De Bello Gallico V
[1] Siendo Lucio Domicio y Apio Claudio cónsules, marchando César desde el campamento hacia Italia como tantas veces había acostumbrado a hacer, ordena a los legados, a los cuales había puesto al frente de las legiones, que se cuidasen de que el mayor número posible de naves fuese a ser construido en invierno y que las viejas tuviesen que ser reparadas. Demuestra el modo y la forma de las naves. Para la rapidez de cargar y para los atraques las hace un poco más livianas que de las que acostumbramos a servirnos en nuestro mar y sobre todo porque por los numerosos cambios de las mareas había sabido que los grandes flujos eran hechos menos allí; para las cargas, para transportar una multitud de caballos, las hace un poco más anchas que de las que nos servimos en los demás mares. Ordena que todas estas acciones sean hechas para el cual asunto ayuda mucho la ligereza. Ordena que sean llevadas desde Hispania esas cosas que sirven de uso para armar las naves. Él mismo, celebradas reuniones de la Galia citerior, marcha al Ilírico, porque escuchaba que la última parte de la provincia era devastada en incursiones por los pirustos. Al haber llegado allí, pide soldados a las ciudades y ordena reunirlos junto a un lugar acordado. Anunciada esta cosa, Pirustas envía legados a él, los cuales enseñen que nada de estas cosas había sido hecha en público consejo, y demuestran que ellos mismos han sido preparados para satisfacer con todas las razones sobre las injurias. Aceptado el discurso de ellos, César pide rehenes y ordena que éstos sean llevados según un día concertado; si no lo hubieran hecho así, demuestra que él tenía que perseguir la ciudad con la guerra. Llevadas estas cosas cada día, como había ordenado, da entre las ciudades árbitros que estimen la lucha y decidan el castigo.

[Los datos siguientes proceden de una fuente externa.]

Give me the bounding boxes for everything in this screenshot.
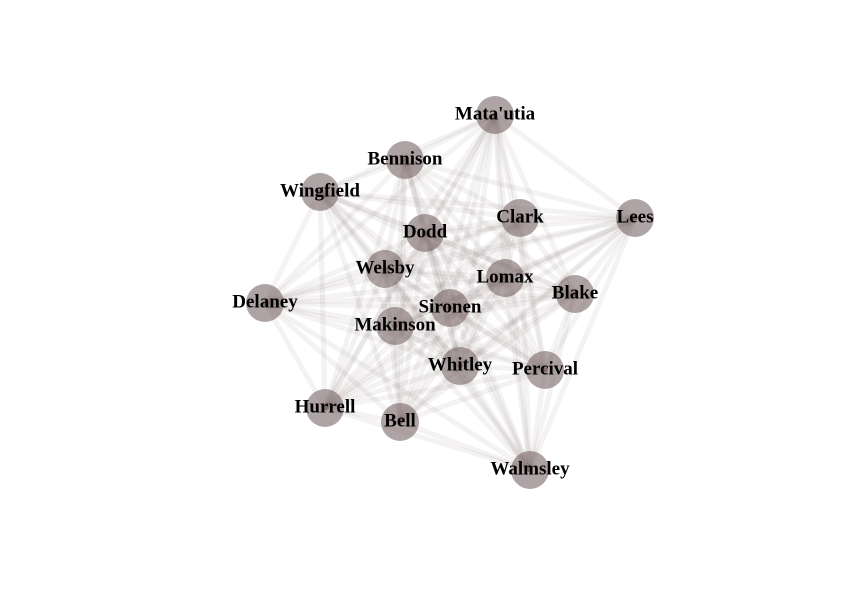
node-label-lomax: Lomax bbox=[477, 266, 535, 287]
node-label-delaney: Delaney bbox=[232, 291, 298, 312]
node-label-percival: Percival bbox=[512, 358, 578, 379]
node-label-bell: Bell bbox=[384, 410, 416, 431]
node-label-bennison: Bennison bbox=[368, 148, 443, 169]
node-label-clark: Clark bbox=[496, 206, 544, 227]
node-label-hurrell: Hurrell bbox=[295, 396, 356, 417]
node-label-dodd: Dodd bbox=[403, 221, 448, 242]
node-label-whitley: Whitley bbox=[428, 354, 493, 375]
network-graph: Mata'utia Bennison Wingfield Clark Lees Dodd W… bbox=[0, 0, 855, 607]
node-label-makinson: Makinson bbox=[354, 314, 436, 335]
node-label-walmsley: Walmsley bbox=[490, 458, 570, 479]
node-label-blake: Blake bbox=[552, 282, 598, 303]
node-label-wingfield: Wingfield bbox=[280, 180, 360, 201]
node-label-welsby: Welsby bbox=[355, 257, 415, 278]
node-label-matautia: Mata'utia bbox=[455, 103, 536, 124]
node-label-lees: Lees bbox=[617, 206, 654, 227]
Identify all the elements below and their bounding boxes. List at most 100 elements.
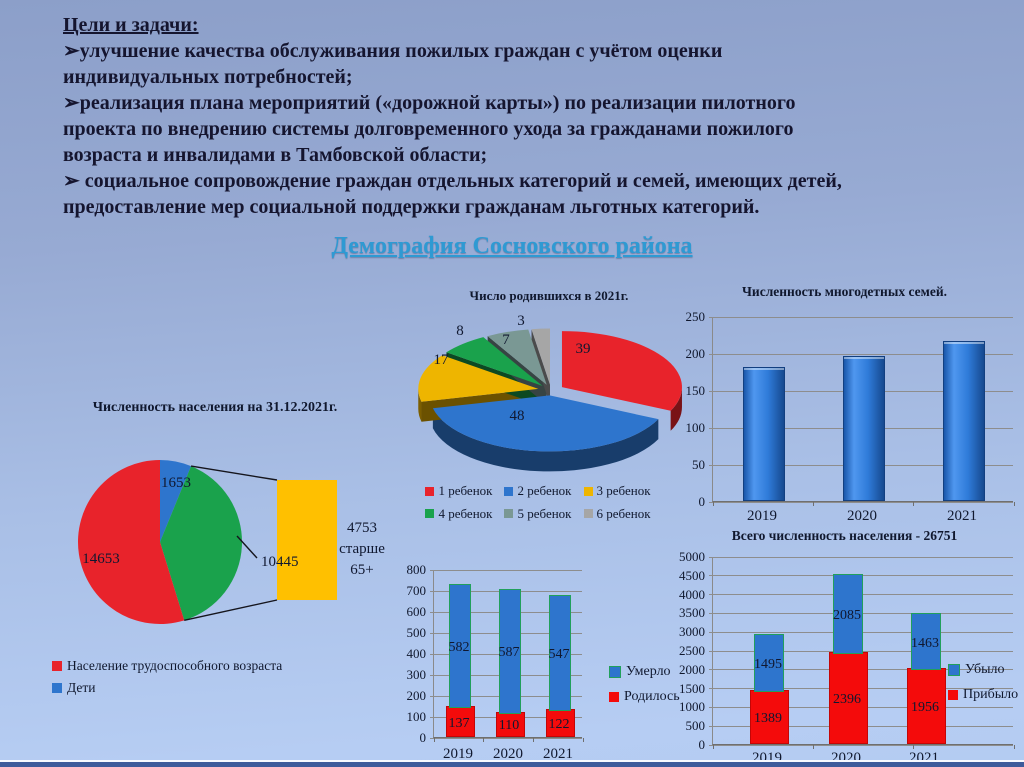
y-tick-label: 0 <box>698 494 706 509</box>
x-tick <box>712 745 714 749</box>
vital-stacked-plot: 137 582 110 587 122 547 <box>430 569 584 742</box>
bar-value-label: 2085 <box>833 607 861 623</box>
pie-value-label: 4753 <box>347 520 377 536</box>
legend-swatch <box>609 692 619 702</box>
pie-slice-Дети <box>160 460 192 542</box>
bar-Родилось <box>495 711 525 737</box>
y-tick-label: 600 <box>406 604 427 619</box>
gridline <box>709 501 1013 503</box>
y-tick-label: 700 <box>406 583 427 598</box>
x-tick <box>1013 502 1015 506</box>
legend-item: Родилось <box>609 689 680 705</box>
bar-value-label: 1389 <box>754 710 782 726</box>
bar-Умерло <box>499 588 521 714</box>
y-tick-label: 2000 <box>679 661 705 677</box>
bar-Прибыло <box>906 668 946 744</box>
y-tick-label: 3000 <box>679 624 705 640</box>
bar-value-label: 122 <box>548 717 570 733</box>
pie-value-label: 1653 <box>161 475 191 491</box>
legend-swatch <box>583 509 593 518</box>
legend-swatch <box>52 683 62 693</box>
bar-Прибыло <box>749 689 789 744</box>
x-category-label: 2020 <box>493 746 523 762</box>
legend-item: 3 ребенок <box>583 480 651 502</box>
goals-text-block: Цели и задачи: ➢улучшение качества обслу… <box>63 12 863 220</box>
pie-slice-side <box>418 388 422 422</box>
x-tick <box>582 738 584 742</box>
y-tick-label: 3500 <box>679 605 705 621</box>
gridline <box>709 353 1013 355</box>
y-tick-label: 1000 <box>679 699 705 715</box>
bar-value-label: 587 <box>498 645 520 661</box>
population-pie-canvas: 1653 14653 10445 4753 старше 65+ <box>77 460 385 624</box>
x-tick <box>483 738 485 742</box>
families-bar-plot <box>709 316 1015 506</box>
pie-value-label: 48 <box>510 408 525 424</box>
legend-label: 6 ребенок <box>596 505 651 521</box>
legend-swatch <box>425 486 435 496</box>
bar-value-label: 1495 <box>754 656 782 672</box>
x-tick <box>913 745 915 749</box>
y-tick-label: 1500 <box>679 680 705 696</box>
pie-value-label: 3 <box>517 313 525 329</box>
pie-value-label: 39 <box>576 341 591 357</box>
legend-label: Дети <box>67 680 96 695</box>
births-pie-title: Число родившихся в 2021г. <box>469 288 629 303</box>
y-tick-label: 300 <box>406 667 427 682</box>
y-tick-label: 150 <box>685 383 706 398</box>
pie-slice-side <box>670 387 682 431</box>
gridline <box>430 569 582 571</box>
legend-item: Дети <box>52 680 262 696</box>
footer-bar <box>0 762 1024 767</box>
births-pie-legend: 1 ребенок 2 ребенок 3 ребенок 4 ребенок 5 ре… <box>407 480 669 525</box>
legend-label: 2 ребенок <box>517 483 572 498</box>
bar-2019 <box>743 367 785 501</box>
y-tick-label: 50 <box>692 457 705 472</box>
bar-value-label: 582 <box>448 640 470 656</box>
legend-label: 1 ребенок <box>438 483 493 498</box>
bar-Умерло <box>549 594 571 712</box>
legend-swatch <box>583 486 593 496</box>
population-pie-title: Численность населения на 31.12.2021г. <box>92 400 338 415</box>
pie-value-label: 7 <box>502 332 510 348</box>
legend-label: Прибыло <box>963 687 1019 702</box>
families-bar-title: Численность многодетных семей. <box>742 284 947 299</box>
legend-swatch <box>425 509 435 518</box>
section-title: Демография Сосновского района <box>331 233 693 259</box>
callout-line-bottom <box>184 599 278 622</box>
pie-slice-side <box>432 408 659 472</box>
legend-label: 5 ребенок <box>517 505 572 521</box>
legend-item: Умерло <box>609 664 680 680</box>
pie-value-label: 65+ <box>350 562 373 578</box>
footer-highlight-line <box>0 760 1024 762</box>
goals-heading: Цели и задачи: <box>63 14 199 36</box>
legend-label: 4 ребенок <box>438 505 493 521</box>
legend-label: Население трудоспособного возраста <box>67 658 283 673</box>
y-tick-label: 250 <box>685 309 706 324</box>
y-tick-label: 100 <box>406 709 427 724</box>
pie-value-label: 10445 <box>261 554 299 570</box>
x-tick <box>913 502 915 506</box>
y-tick-label: 800 <box>406 562 427 577</box>
legend-item: 6 ребенок <box>583 503 651 525</box>
legend-label: Родилось <box>624 689 680 704</box>
bar-Убыло <box>754 633 784 692</box>
vital-stacked-chart: 137 582 110 587 122 547 2019 2020 2021 Умерло Ро… <box>395 556 687 767</box>
pie-slice-Население трудоспособного возраста <box>77 460 185 624</box>
population-pie-legend: Население трудоспособного возраста Дети <box>52 658 283 702</box>
x-tick <box>532 738 534 742</box>
legend-item: Прибыло <box>948 687 1018 703</box>
y-tick-label: 500 <box>685 718 706 734</box>
callout-box <box>277 480 337 600</box>
y-tick-label: 4500 <box>679 567 705 583</box>
migration-stacked-legend: Убыло Прибыло <box>948 662 1018 712</box>
y-tick-label: 5000 <box>679 549 705 564</box>
gridline <box>709 556 1013 558</box>
y-tick-label: 200 <box>685 346 706 361</box>
x-tick <box>433 738 435 742</box>
y-tick-label: 500 <box>406 625 427 640</box>
legend-item: 2 ребенок <box>504 480 572 502</box>
y-tick-label: 400 <box>406 646 427 661</box>
x-tick <box>812 745 814 749</box>
x-category-label: 2021 <box>543 746 573 762</box>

[2] Terminadas estas cosas y hechas las reuniones, vuelve a la Galia citerior y desde allí al ejército marcha. Al haber llegado allí, inspeccionado todo el campamento de invierno, encuentra que por el singular afán de los soldados en la grandísima escasez de todas las cosas han sido preparadas casi seiscientas naves de este tipo, del cual demostramos más arriba, y veintiocho largas y que no distaban mucho de él, de tal manera que pueden ser llevados en pocos días. Alabados los soldados y ellos que habían estado al frente de la actividad, muestra qué quiere que sea hecho, y ordena que todos se reúnan junto al puesto Icio, desde el cual puerto había sabido que el trayecto había sido muy cómodo desde Britania, alejado del continente casi treinta mil pasos: deja para este asunto lo que pareció que era suficiente de soldados.Él mismo marcha con cuatro legiones libres y ochocientos jinetes hacia las fronteras de los tréveros, porque éstos ni venían a las asambleas ni obedecían al imperio y se decía que solicitaban a los germanos transrenanos.

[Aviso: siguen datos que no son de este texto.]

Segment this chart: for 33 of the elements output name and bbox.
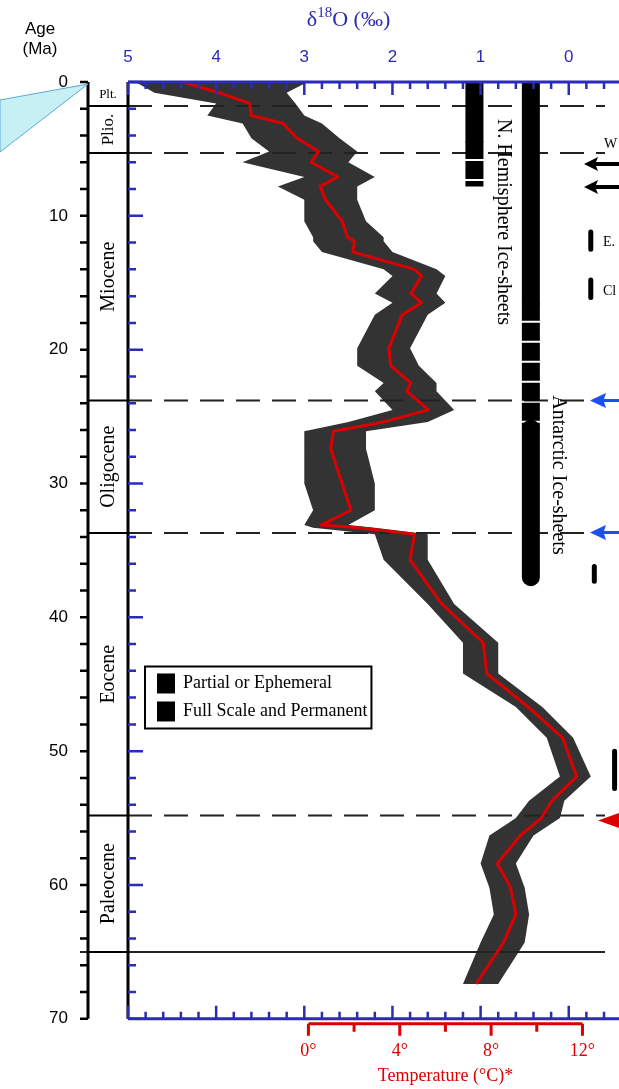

[3] Esta ciudad es largamente la más fuerte de toda la Galia en caballería y tiene grandes tropas de infantería y alcanza el Rin, como más arriba demostramos. En esta ciudad dos, Indutiomaro y Cingetórige, luchaban entre ellos por el principado; a partir de estos uno, tan pronto como supo de la llegada de César y de las legiones, vino hacia él y confirmó que él y todos los suyos estarían en el oficio y que no se alejarían de la amistad del pueblo romano y muestra qué cosas eran llevadas en los Treveros. Pero Indutiomaro decide reunir a la caballería y a la infantería y prepara la guerra resguardados aquellos que no podían estar en armas por su edad hacia el bosque Arduennam, el cual se extiende con enorme grandeza por el centro de las fronteras de los Treveros desde el río Rin al principio de los Remos. Pero después que algunos príncipes llevados desde la ciudad y familiaridad de Cingetórige y asustados por la llegada de nuestro ejército vinieron a César y comenzaron a pedir de él privadamente sobre sus cosas, porque no pudieran consultar a la ciudad, habiendo temido que fuera abandonado por todos, Indutiomaro envía legados hacia César.

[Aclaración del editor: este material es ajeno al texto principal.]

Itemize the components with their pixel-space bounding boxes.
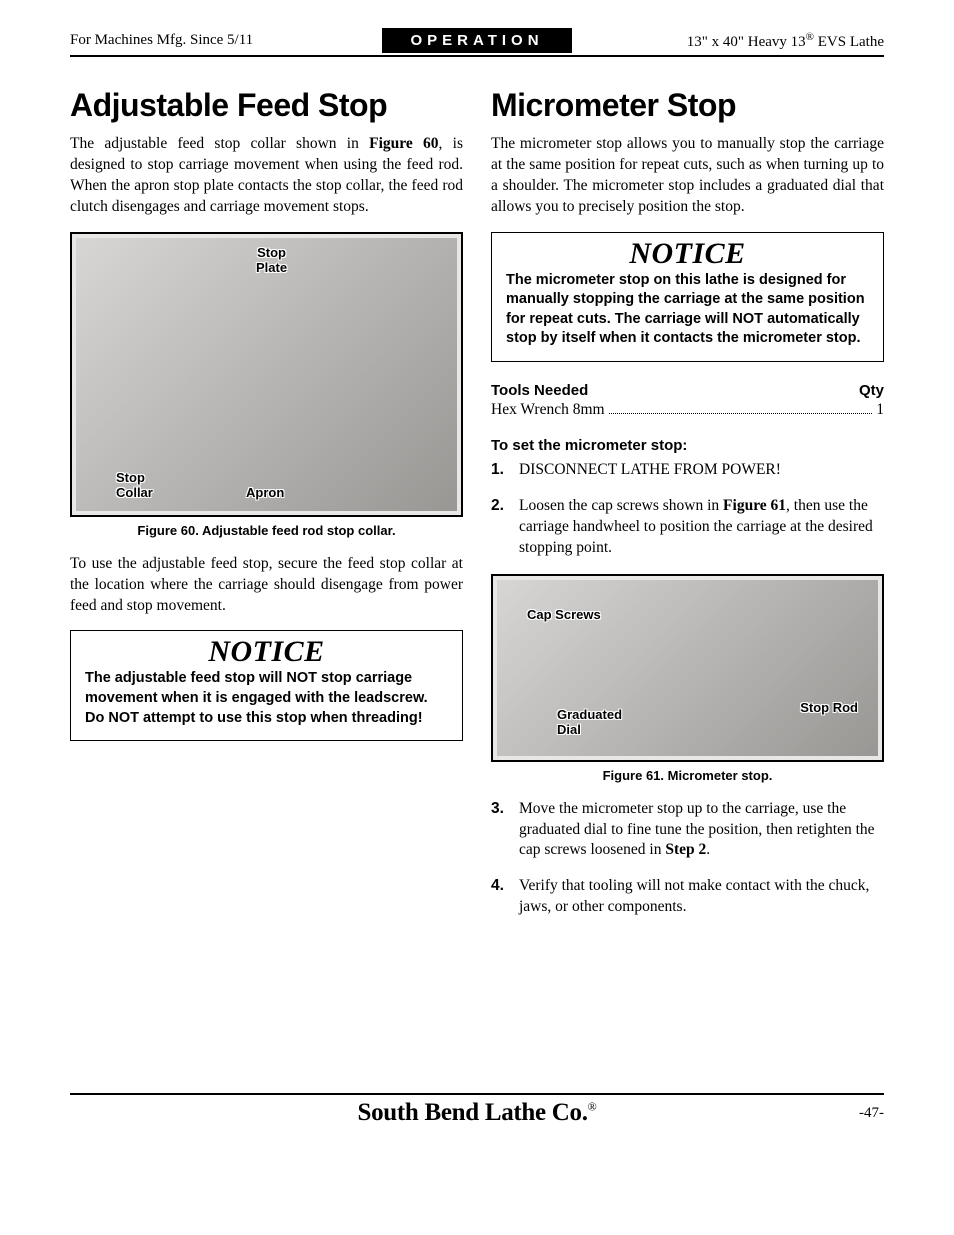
step-1: 1. DISCONNECT LATHE FROM POWER! (491, 460, 884, 481)
company-name: South Bend Lathe Co.® (70, 1099, 884, 1127)
step-2-text: Loosen the cap screws shown in Figure 61… (519, 496, 884, 559)
content-columns: Adjustable Feed Stop The adjustable feed… (70, 87, 884, 933)
figure-61-caption: Figure 61. Micrometer stop. (491, 768, 884, 783)
section-title-micrometer-stop: Micrometer Stop (491, 87, 884, 124)
step-3-c: . (706, 841, 710, 858)
callout-cap-screws: Cap Screws (527, 608, 601, 623)
tools-needed-header: Tools Needed Qty (491, 382, 884, 399)
ms-notice-text: The micrometer stop on this lathe is des… (506, 271, 869, 349)
callout-stop-plate: StopPlate (256, 246, 287, 276)
afs-notice-box: NOTICE The adjustable feed stop will NOT… (70, 630, 463, 741)
afs-usage-paragraph: To use the adjustable feed stop, secure … (70, 554, 463, 617)
figure-60-caption: Figure 60. Adjustable feed rod stop coll… (70, 523, 463, 538)
step-3-text: Move the micrometer stop up to the carri… (519, 799, 884, 862)
afs-intro-paragraph: The adjustable feed stop collar shown in… (70, 134, 463, 218)
page-number: -47- (859, 1105, 884, 1122)
registered-mark-icon: ® (588, 1100, 597, 1114)
tools-needed-label: Tools Needed (491, 382, 588, 399)
header-model-suffix: EVS Lathe (814, 34, 884, 50)
procedure-steps-continued: 3. Move the micrometer stop up to the ca… (491, 799, 884, 919)
callout-graduated-dial: GraduatedDial (557, 708, 622, 738)
step-3-step-ref: Step 2 (665, 841, 706, 858)
figure-61-box: Cap Screws GraduatedDial Stop Rod (491, 574, 884, 762)
procedure-heading: To set the micrometer stop: (491, 437, 884, 454)
procedure-steps: 1. DISCONNECT LATHE FROM POWER! 2. Loose… (491, 460, 884, 559)
step-2-a: Loosen the cap screws shown in (519, 497, 723, 514)
afs-intro-a: The adjustable feed stop collar shown in (70, 135, 369, 152)
afs-figure-ref: Figure 60 (369, 135, 438, 152)
figure-61-image: Cap Screws GraduatedDial Stop Rod (497, 580, 878, 756)
ms-notice-title: NOTICE (506, 237, 869, 271)
header-model: 13" x 40" Heavy 13 (687, 34, 806, 50)
header-section-badge: OPERATION (382, 28, 571, 53)
tools-line-item: Hex Wrench 8mm 1 (491, 401, 884, 419)
callout-stop-rod: Stop Rod (800, 701, 858, 716)
header-left-text: For Machines Mfg. Since 5/11 (70, 32, 382, 49)
figure-60-image: StopPlate StopCollar Apron (76, 238, 457, 511)
left-column: Adjustable Feed Stop The adjustable feed… (70, 87, 463, 933)
figure-60-box: StopPlate StopCollar Apron (70, 232, 463, 517)
ms-notice-box: NOTICE The micrometer stop on this lathe… (491, 232, 884, 362)
afs-notice-text: The adjustable feed stop will NOT stop c… (85, 669, 448, 728)
tools-item-name: Hex Wrench 8mm (491, 401, 605, 419)
step-2-figure-ref: Figure 61 (723, 497, 786, 514)
step-4-text: Verify that tooling will not make contac… (519, 876, 884, 918)
step-2-num: 2. (491, 496, 519, 559)
tools-item-qty: 1 (876, 401, 884, 419)
page-header: For Machines Mfg. Since 5/11 OPERATION 1… (70, 28, 884, 57)
step-3-num: 3. (491, 799, 519, 862)
header-right-text: 13" x 40" Heavy 13® EVS Lathe (572, 31, 884, 51)
step-1-num: 1. (491, 460, 519, 481)
section-title-adjustable-feed-stop: Adjustable Feed Stop (70, 87, 463, 124)
ms-intro-paragraph: The micrometer stop allows you to manual… (491, 134, 884, 218)
callout-stop-collar: StopCollar (116, 471, 153, 501)
tools-qty-label: Qty (859, 382, 884, 399)
page-footer: South Bend Lathe Co.® -47- (70, 1093, 884, 1127)
step-4: 4. Verify that tooling will not make con… (491, 876, 884, 918)
step-4-num: 4. (491, 876, 519, 918)
registered-mark-icon: ® (806, 31, 814, 43)
right-column: Micrometer Stop The micrometer stop allo… (491, 87, 884, 933)
leader-dots (609, 413, 873, 414)
afs-notice-title: NOTICE (85, 635, 448, 669)
company-name-text: South Bend Lathe Co. (358, 1099, 588, 1126)
callout-apron: Apron (246, 486, 284, 501)
step-1-text: DISCONNECT LATHE FROM POWER! (519, 460, 884, 481)
step-3: 3. Move the micrometer stop up to the ca… (491, 799, 884, 862)
step-2: 2. Loosen the cap screws shown in Figure… (491, 496, 884, 559)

[4] César, aunque comprendía por qué causa eran dichas estas cosas y qué asunto lo asustaba de la decisión tomada, sin embargo, para que no obligara a consumir el verano en los Tréveros, preparadas todas las cosas para la guerra británica, ordenó que Indutiomaro viniera junto a el con doscientos rehenes. Llevados estos, entre ellos su hijo y todos sus familiares, a los cuales había llamado por su nombre, consoló y asumió a Indutiomaro para que permaneciese en el deber. Convocados más rápidamente sin embargo junto a él los príncipes de los treveros, unió individualmente éstos a Cingetorige...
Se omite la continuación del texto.